A Doll House
This past March the A Doll House company spent two weeks as artists in residence at The Marble House Project in Vermont. Our company of 11 (5 actors, director, choreographer, composer, dramaturg, production designer and stage manager) spent each snowed-in day exploring the depths of Royston Coppenger's new translation, A Doll House, of Ibsen's prolific play.
With the 1879 opening of Henrik Ibsen's A Doll House in Copenhagen, stakes were raised and the theatrical landscape of text, character and performance was forever changed, probing the overall inequities between men and women as well as the import of self-actualization and fulfillment. Delving into the themes of the complexities and intimacies of a marriage, A Doll House not only scandalized the theatre in its time but continues to tangibly and poignantly reverberate today. The play’s proven relevance era after era, speaking to audiences decade after decade, has made it one of the most produced plays in history.
Ibsen had to endure unauthorized rewrites of the final scene as theatres throughout Europe attempted to avoid scandal while also creating a more profitable and acceptable 'happy' ending. Due to outmoded copyright laws and societal pressure, these alterations went on for years as the play, in its original version, continued to be banned.
Today, Royston Coppenger is handling the intricacies of this compelling text, delivering a striking, radical script that not only serves the original spirit of the play and the true depth of these characters but also the artistic vision of The Private Theatre.
For more than two years, The Private Theatre has been in pursuit of a new articulation of A Doll House. Initially, we commissioned a more contemporary sounding translation by Royston Coppenger. While exploring this new translation two summers ago at the Dorset Theatre Festival, we emerged with a script that wholly represents the historical and cultural sources of the play but nevertheless feels as though it readily applies to contemporary life.
In A Doll House, personal corruption leads to a prevalent perversity of behavior. Our aim is to ensure that the pathologies of Nora and Torvald’s marriage will not only be recognized but also palpably felt in performance. The discovery beyond language itself involved crafting a layered language for performance, music, choreography and production design. The realization of such intricacies and aspects required a unique opportunity of space, time and accommodation. The specifics of these requirements led to our application to the Marble House Project. We were accepted the first year they offered a Collaboration Residency and with the support of very generous benefactors, we were able to journey to Marble House as a team.
Throughout these nine days, we reinvented Nora’s pivotal dance of the Tarantella both musically and choreographically. Five characters were choreographed through the intuitive skill and body of one actor.
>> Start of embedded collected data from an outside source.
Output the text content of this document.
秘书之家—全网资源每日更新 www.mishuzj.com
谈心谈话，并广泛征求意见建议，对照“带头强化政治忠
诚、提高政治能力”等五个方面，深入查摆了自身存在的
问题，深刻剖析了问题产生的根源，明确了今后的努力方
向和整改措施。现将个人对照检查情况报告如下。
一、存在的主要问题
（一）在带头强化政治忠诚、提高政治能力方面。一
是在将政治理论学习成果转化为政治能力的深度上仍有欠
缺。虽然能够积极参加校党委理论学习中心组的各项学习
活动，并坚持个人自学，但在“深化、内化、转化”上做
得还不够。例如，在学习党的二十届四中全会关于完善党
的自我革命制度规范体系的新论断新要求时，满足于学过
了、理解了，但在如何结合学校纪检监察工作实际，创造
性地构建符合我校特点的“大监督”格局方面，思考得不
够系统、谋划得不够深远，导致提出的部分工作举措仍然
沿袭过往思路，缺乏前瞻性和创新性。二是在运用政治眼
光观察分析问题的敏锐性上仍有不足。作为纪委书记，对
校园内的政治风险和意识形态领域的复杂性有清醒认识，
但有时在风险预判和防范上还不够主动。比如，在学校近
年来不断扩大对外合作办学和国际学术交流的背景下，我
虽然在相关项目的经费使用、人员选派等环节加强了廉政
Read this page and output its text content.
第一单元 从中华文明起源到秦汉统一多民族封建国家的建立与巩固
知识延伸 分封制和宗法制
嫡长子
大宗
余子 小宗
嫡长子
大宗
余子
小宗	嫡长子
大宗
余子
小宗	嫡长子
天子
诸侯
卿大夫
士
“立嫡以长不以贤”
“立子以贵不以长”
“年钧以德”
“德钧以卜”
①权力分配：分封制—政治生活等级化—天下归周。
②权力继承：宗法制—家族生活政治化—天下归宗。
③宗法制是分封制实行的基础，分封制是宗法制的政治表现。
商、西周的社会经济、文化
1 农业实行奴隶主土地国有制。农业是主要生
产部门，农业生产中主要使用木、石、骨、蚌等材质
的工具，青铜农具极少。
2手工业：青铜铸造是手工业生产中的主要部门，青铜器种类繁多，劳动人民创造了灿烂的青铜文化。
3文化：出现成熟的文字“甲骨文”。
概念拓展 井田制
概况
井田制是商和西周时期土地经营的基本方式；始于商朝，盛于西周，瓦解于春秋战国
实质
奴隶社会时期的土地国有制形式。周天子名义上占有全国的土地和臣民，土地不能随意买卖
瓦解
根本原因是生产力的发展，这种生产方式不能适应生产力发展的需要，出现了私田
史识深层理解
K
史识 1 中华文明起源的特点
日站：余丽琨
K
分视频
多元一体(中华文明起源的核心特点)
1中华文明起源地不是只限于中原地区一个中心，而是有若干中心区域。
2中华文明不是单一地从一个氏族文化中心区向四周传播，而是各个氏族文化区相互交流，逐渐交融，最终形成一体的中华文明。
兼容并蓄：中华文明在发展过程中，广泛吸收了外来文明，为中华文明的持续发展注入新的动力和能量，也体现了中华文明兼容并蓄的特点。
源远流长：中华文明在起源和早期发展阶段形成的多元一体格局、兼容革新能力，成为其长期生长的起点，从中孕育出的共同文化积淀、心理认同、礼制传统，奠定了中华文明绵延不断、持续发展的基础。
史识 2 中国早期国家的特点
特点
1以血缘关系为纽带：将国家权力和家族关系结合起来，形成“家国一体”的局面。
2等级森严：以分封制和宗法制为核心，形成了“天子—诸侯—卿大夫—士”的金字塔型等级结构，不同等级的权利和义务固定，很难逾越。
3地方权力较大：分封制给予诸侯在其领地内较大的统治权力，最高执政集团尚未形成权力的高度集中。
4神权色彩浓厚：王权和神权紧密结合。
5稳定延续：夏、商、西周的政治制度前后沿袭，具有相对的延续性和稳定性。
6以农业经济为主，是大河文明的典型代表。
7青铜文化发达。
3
A set design was conceived and the play rehearsed in that configuration for most of those nine days. We took a giant step in advancing the characterizations of each of the figures in the play as well as developing a gestural world for the play, and a musical world that will live throughout the performance. The opportunity to tackle such an enormous amount of work would not have been possible without Marble House Project and the support of our friends who made it possible.
As development continues from this rich space of discovery and convergence, we will continue to communicate updates as we advance towards production in 2019.